The law requiring such a separation, called a “mechitzah”, is mentioned in the Babylonian Talmud, Tractate Succah 51b, 52a. There are a number of reasons given for this separation between men and women during prayer:
One: In order not to cause those who are unmarried to feel left out. If the prayer was mixed, married couples would naturally sit together, and since married people are by nature of their situation fixed in the community, the service would be more “couple friendly” which might alienate singles. Separate seating eliminates this marital bias.
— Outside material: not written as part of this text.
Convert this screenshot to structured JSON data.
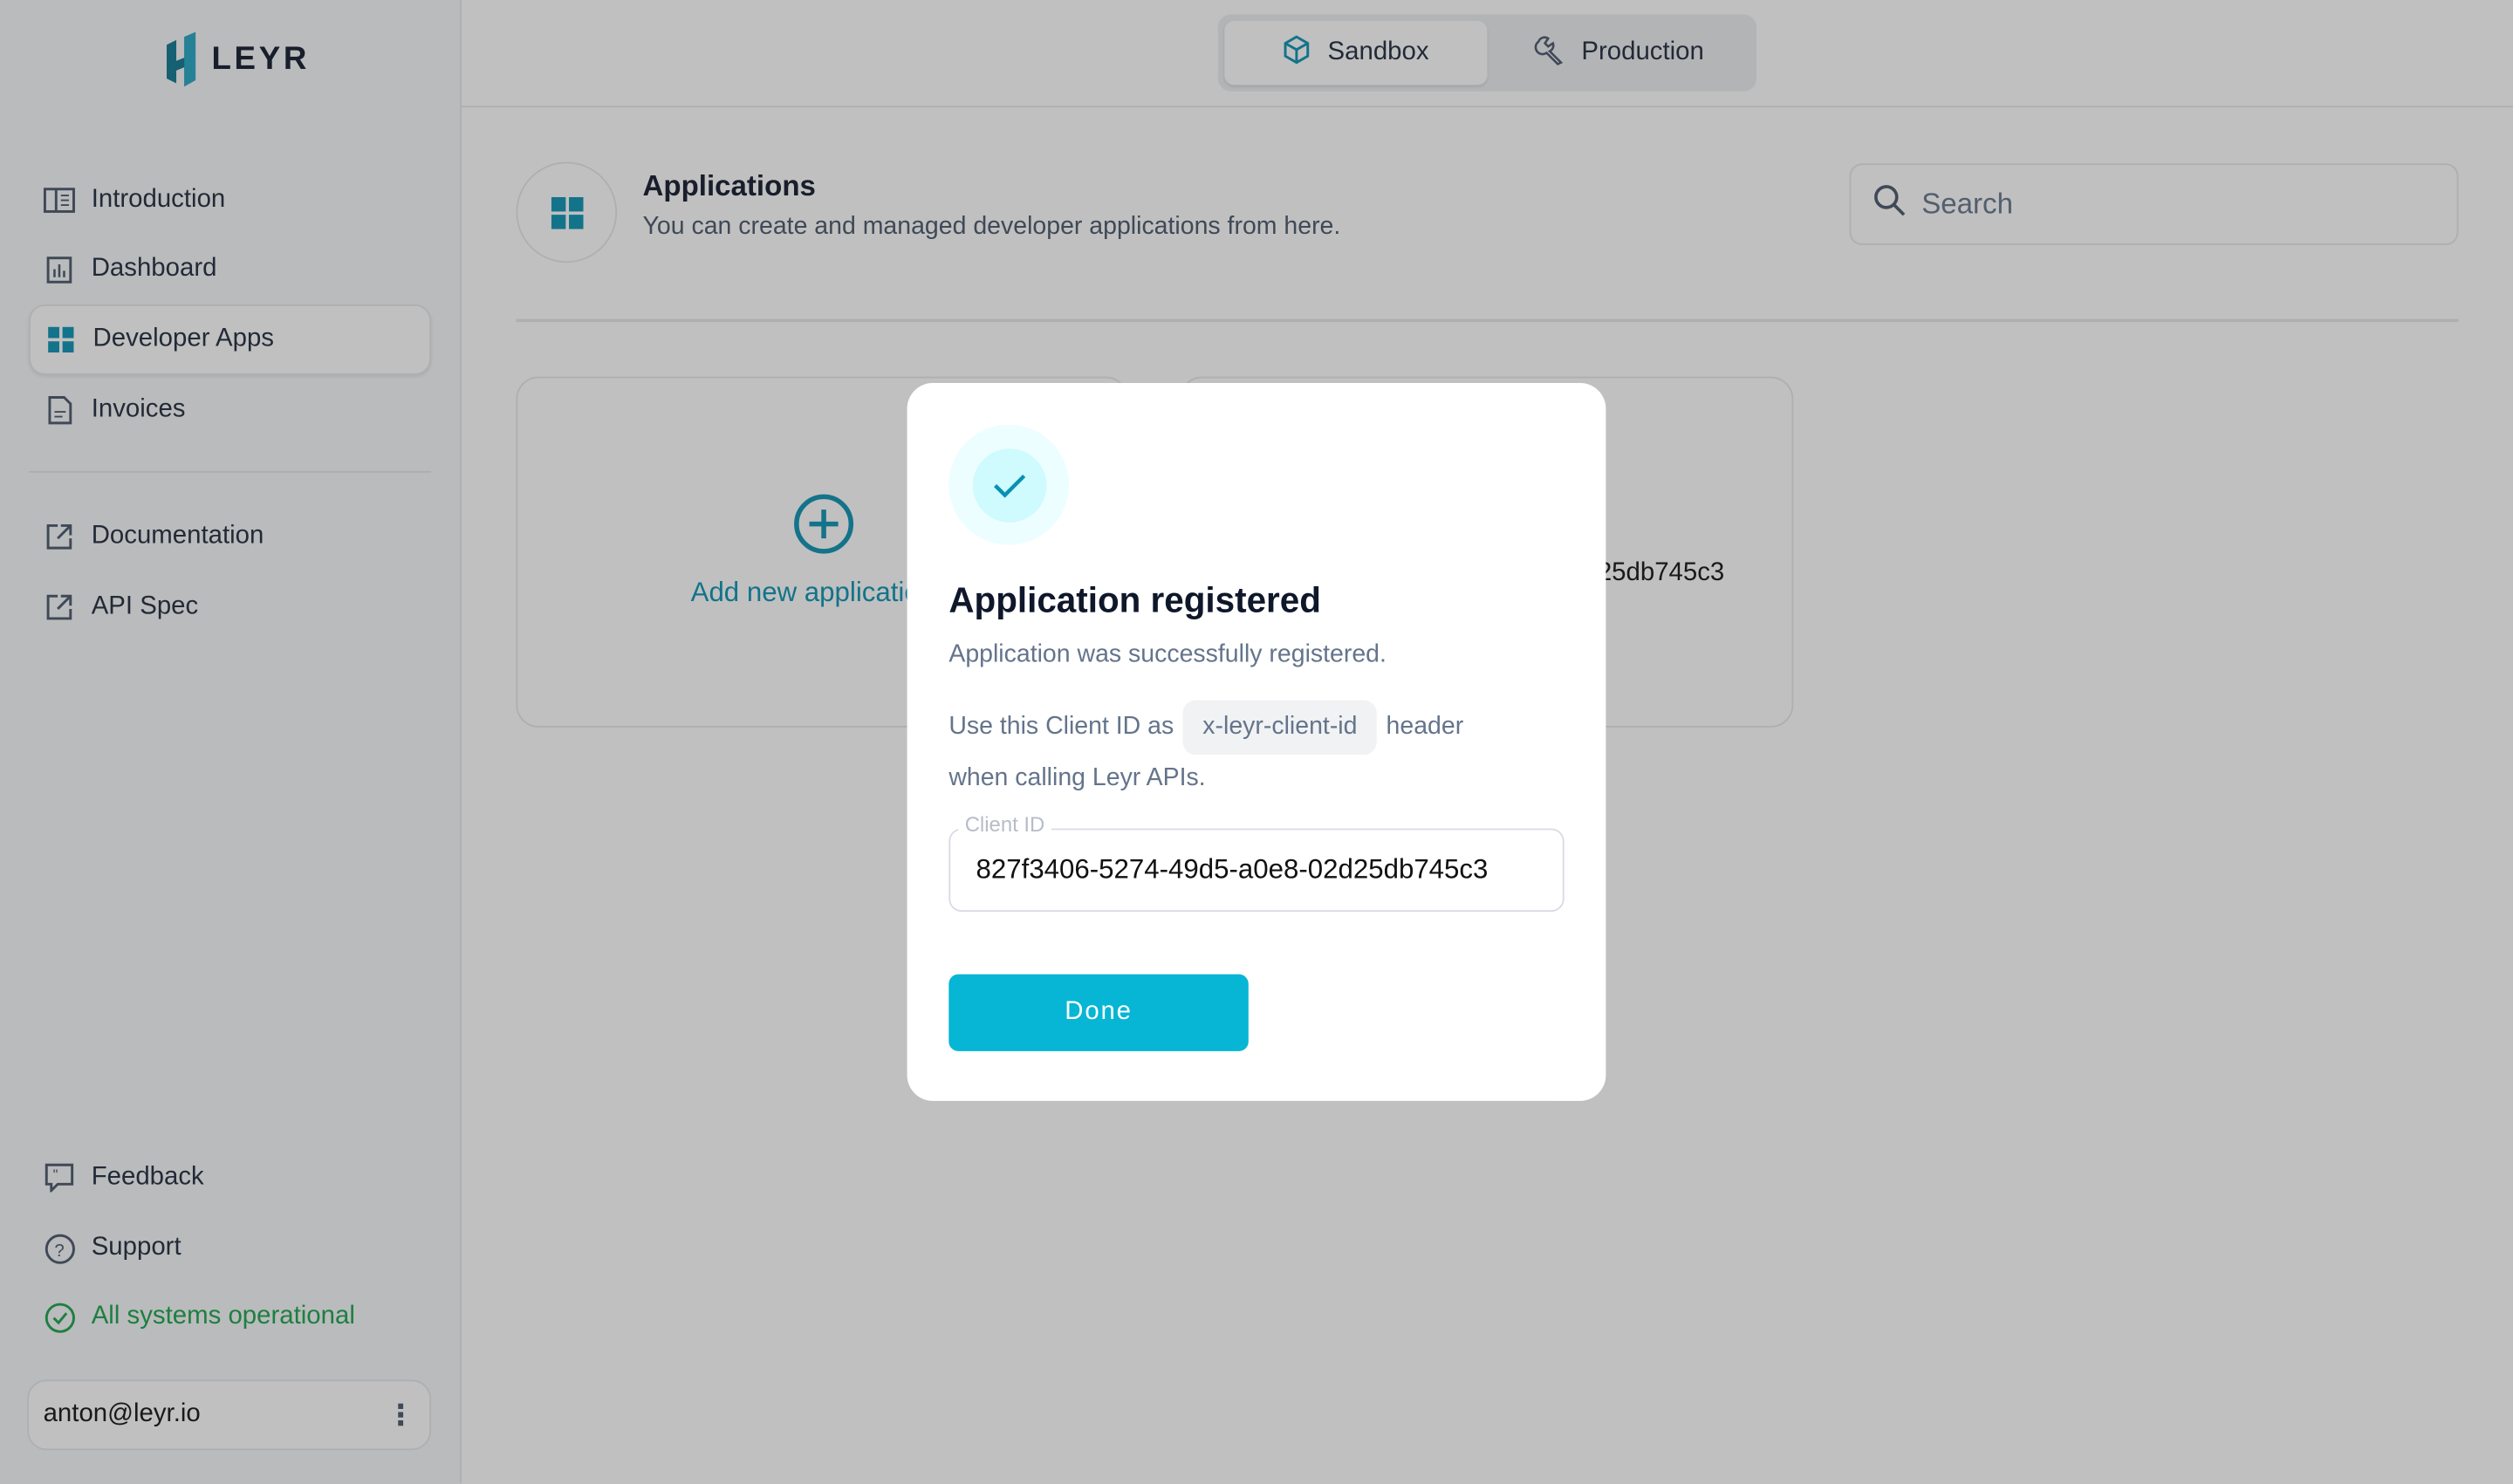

Two: We come to synagogue to relate to G-d as members of the Jewish people to our Creator, not as fathers or mothers, husbands or wives, sons or daughters, brothers or sisters. The “mechitzah” ensures that entire families do not sit together, thereby minimizing a more limited familial affiliation to Judaism and emphasizing the larger dimension of congregation and peoplehood.
Three: To prevent an atmosphere of socializing and conversation during prayer. As much as there is a tendency for socializing among the sexes, there is an exponentially greater tendency for socializing between the sexes. The separation between men and women helps keep the natural human need to socialize to a minimum during times devoted to the Divine.
Four: To ensure modesty and purity of intent during prayer. Both men and women are likely to be distracted from prayer in the presence of members of the opposite gender, to whom there is a natural attraction. Sometimes this may be the case regarding even married people, but it is certainly applicable regarding singles. The holy rituals of the synagogue and of the services are not to be intermingled with courting rituals, which can push their way even into such a context if allowed. The “mechitzah” therefore enables people to cultivate an intimate relationship with G-d during prayer, without being distracted by an interest in relationships with the opposite gender.
After communing with G-d in the synagogue — independent of marital status, as a people, in prayer, and focused without distractions — we then return to our homes, which is the place where the appropriate mixing of men and women occurs, namely that of the family. Perhaps this dual decorum — that of the house of prayer and that of the home — is alluded to in the verse, “How goodly are your tents, Jacob; your dwelling places, Israel.” It is this decorum that ensures the spiritual and physical purity of the Jewish people.